Z telefonem przy uchu wychodzę z biura i patrzę na trawnik. Rzeczywiście dwa metry od wejścia do mojego biura leży brązowy balas. Obok niego kawałek brudnej serwetki. Rozglądam się wokół w obawie czy to nie jakaś prowokacja. Ludzie przechodzą jednak obojętnie i nikt nie patrzy w moim kierunku.
- Bardzo brzydko się pan zachował – oceniam mojego rozmówcę. - Dzwoni pan, żeby przeprosić, czy może zapytać kiedy może pan posprzątać? - dopytuję.

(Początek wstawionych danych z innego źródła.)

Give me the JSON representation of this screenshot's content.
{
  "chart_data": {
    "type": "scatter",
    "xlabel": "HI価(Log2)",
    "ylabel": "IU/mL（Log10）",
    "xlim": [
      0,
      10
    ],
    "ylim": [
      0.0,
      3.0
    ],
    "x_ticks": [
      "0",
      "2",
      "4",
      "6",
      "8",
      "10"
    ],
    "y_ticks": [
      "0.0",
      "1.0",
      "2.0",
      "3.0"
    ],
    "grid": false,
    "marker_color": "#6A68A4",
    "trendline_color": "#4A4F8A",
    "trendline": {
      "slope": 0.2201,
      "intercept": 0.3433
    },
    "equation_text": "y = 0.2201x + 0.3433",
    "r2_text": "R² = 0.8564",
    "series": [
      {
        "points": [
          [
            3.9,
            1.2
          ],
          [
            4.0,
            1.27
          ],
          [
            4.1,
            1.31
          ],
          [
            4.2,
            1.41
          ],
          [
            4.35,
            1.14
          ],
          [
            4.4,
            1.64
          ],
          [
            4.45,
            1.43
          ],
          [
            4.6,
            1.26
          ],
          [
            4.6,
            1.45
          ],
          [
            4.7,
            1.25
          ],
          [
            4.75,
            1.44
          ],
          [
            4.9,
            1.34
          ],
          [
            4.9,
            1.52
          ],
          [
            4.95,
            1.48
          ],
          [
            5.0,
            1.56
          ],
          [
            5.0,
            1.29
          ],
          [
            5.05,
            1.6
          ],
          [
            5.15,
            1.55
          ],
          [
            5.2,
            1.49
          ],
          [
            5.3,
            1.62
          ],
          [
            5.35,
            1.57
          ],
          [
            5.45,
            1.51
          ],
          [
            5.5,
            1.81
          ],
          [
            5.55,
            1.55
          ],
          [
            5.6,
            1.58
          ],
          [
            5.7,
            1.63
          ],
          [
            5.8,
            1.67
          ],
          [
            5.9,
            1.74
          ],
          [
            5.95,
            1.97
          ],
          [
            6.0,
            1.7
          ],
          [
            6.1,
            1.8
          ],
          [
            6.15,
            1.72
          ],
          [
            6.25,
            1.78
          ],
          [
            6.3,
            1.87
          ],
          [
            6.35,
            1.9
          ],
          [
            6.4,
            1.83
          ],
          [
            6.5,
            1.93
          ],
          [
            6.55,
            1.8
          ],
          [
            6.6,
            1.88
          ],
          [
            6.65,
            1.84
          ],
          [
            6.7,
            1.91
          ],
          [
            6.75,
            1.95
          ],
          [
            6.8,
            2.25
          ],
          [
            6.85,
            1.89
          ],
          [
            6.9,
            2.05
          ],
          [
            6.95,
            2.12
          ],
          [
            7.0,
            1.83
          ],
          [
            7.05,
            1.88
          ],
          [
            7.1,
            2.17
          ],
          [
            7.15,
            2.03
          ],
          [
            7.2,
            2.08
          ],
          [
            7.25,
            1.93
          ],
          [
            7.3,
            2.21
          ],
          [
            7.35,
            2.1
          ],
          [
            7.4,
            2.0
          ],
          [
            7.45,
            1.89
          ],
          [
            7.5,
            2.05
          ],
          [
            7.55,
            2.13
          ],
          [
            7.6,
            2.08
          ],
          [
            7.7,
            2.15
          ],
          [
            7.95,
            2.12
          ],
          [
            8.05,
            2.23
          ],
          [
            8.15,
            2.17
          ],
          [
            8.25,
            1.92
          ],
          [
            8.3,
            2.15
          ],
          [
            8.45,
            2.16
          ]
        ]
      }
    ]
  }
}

- Nie w tym rzecz – odpowiada mężczyzna. - Dziś weszły nowe przepisy dotyczące danych osobowych. RODO. Słyszał pan o tym?
- Tak. Byłem nawet na szkoleniu – przyznaję nie bardzo wiedząc do czego mój rozmówca zmierza.

- To świetnie – głos w słuchawce stał się bardziej ożywiony i trochę weselszy. - Nie muszę więc panu tłumaczyć czym są dane osobowe?
- Są to wszelkie informacje, dzięki którym bezpośrednio lub pośrednio można zidentyfikować osobę – odpowiadam coraz bardziej zaintrygowany tą dziwaczną rozmową.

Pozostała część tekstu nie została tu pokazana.